2.5 KiB
type, id, title, status, date, supersedes
| type | id | title | status | date | supersedes |
|---|---|---|---|---|---|
| ADR | 0085 | Non-git vaults open with explicit later Git initialization | active | 2026-04-26 | 0034 |
Context
ADR-0034 made Git a hard prerequisite for opening a vault because Git-backed cache, history, change, and sync flows failed invisibly when users opened plain Markdown folders. That protected Git features, but it blocked the common adoption path of opening an existing folder from Obsidian, iCloud, Dropbox, or a manually maintained notes directory.
Tolaria now needs the opposite default: browsing and editing Markdown should work immediately, while Git remains an explicit capability users can enable when they want history, sync, commits, or collaboration.
Decision
Open existing Markdown folders even when they are not Git repositories. A non-git vault is a supported state, not an error state. On open, Tolaria asks whether to initialize Git; if the user dismisses the prompt, the app keeps working and the status bar permanently shows a Git disabled warning. Clicking that warning, or running Initialize Git for Current Vault from the command palette, reopens the setup action.
While a vault is not Git-backed:
- Git history, change, commit, sync, conflict, and remote actions are hidden or disabled.
- Background auto-sync and AutoGit checkpoints do not run.
- Markdown scanning, note browsing, note editing, search, and non-Git vault features continue normally.
init_git_repo remains the single backend command for enabling Git later.
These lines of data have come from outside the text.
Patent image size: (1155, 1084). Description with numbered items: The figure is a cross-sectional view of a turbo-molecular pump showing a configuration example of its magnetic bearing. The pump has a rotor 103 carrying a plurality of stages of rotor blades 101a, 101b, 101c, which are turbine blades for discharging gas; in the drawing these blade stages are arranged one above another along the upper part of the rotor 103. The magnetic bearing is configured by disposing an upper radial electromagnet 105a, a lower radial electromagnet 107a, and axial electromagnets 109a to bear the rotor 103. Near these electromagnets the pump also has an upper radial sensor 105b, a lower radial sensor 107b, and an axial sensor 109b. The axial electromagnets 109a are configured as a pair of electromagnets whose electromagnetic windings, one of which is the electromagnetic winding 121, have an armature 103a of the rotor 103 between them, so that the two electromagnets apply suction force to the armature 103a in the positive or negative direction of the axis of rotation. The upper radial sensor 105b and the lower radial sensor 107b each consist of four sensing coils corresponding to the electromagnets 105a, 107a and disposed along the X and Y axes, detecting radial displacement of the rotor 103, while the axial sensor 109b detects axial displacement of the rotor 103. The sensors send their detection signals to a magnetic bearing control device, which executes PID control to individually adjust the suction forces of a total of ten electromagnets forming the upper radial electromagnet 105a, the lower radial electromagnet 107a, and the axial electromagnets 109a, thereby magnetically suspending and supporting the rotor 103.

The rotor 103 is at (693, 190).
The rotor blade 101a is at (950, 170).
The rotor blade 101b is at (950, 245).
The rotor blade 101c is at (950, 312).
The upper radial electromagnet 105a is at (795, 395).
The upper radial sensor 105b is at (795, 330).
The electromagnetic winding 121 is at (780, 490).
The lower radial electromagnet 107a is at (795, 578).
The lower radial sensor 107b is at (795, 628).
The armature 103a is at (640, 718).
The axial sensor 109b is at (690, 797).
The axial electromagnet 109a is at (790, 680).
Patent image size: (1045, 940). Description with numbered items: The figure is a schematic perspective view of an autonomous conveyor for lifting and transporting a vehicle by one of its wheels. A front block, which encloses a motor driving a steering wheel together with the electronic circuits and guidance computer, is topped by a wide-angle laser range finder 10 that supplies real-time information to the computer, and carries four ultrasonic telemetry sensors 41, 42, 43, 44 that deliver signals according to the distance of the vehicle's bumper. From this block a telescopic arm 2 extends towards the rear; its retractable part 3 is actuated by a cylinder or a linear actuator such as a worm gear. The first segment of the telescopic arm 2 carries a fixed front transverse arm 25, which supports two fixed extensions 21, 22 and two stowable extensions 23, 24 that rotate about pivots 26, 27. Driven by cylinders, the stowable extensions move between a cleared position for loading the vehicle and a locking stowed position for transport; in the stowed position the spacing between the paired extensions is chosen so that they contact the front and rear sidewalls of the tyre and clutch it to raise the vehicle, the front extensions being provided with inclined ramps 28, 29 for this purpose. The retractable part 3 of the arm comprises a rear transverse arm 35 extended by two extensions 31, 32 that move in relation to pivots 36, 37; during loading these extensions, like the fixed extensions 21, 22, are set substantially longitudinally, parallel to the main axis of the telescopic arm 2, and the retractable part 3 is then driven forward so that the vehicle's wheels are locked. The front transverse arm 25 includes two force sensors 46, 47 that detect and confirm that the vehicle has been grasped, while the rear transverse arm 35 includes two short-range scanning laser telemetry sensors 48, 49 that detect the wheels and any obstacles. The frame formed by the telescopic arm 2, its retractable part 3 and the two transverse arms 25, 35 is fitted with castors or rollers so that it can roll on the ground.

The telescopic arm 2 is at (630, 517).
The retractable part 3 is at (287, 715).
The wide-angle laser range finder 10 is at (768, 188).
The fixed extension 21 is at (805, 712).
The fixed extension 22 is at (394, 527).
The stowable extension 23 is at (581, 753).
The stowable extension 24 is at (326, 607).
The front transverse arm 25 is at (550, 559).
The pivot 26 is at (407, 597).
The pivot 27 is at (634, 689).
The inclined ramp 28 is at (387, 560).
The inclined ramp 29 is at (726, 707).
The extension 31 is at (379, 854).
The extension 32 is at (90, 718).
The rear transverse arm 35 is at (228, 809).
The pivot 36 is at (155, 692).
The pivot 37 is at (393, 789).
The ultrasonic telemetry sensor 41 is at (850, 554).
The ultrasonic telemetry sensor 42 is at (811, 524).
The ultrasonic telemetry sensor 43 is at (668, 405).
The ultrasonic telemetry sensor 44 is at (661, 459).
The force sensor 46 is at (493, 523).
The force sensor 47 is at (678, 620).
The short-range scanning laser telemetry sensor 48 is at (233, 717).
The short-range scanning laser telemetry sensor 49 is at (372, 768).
It creates the repository, writes Tolaria's default .gitignore, stages the vault, and creates the unsigned setup commit.
Options considered
- Option A (chosen): Supported non-git mode with explicit later initialization. Best adoption path; keeps Git capabilities visible without blocking the basic notes workflow.
- Option B: Keep the ADR-0034 blocking modal. Prevents Git feature ambiguity, but rejects valid plain-folder workflows.
- Option C: Auto-initialize Git when opening a plain folder. Low friction, but surprising for users who do not want Tolaria to mutate folder metadata.
Consequences
- Existing Git-backed vaults keep the same history, commit, sync, and remote behavior.
- UI surfaces must treat Git capability as stateful per vault, not as an app-wide invariant.
- Tests need to cover both Git-backed and non-git vaults in browser mocks and native QA.
- Future Git-dependent features must check the current vault's Git state before registering commands or running background work.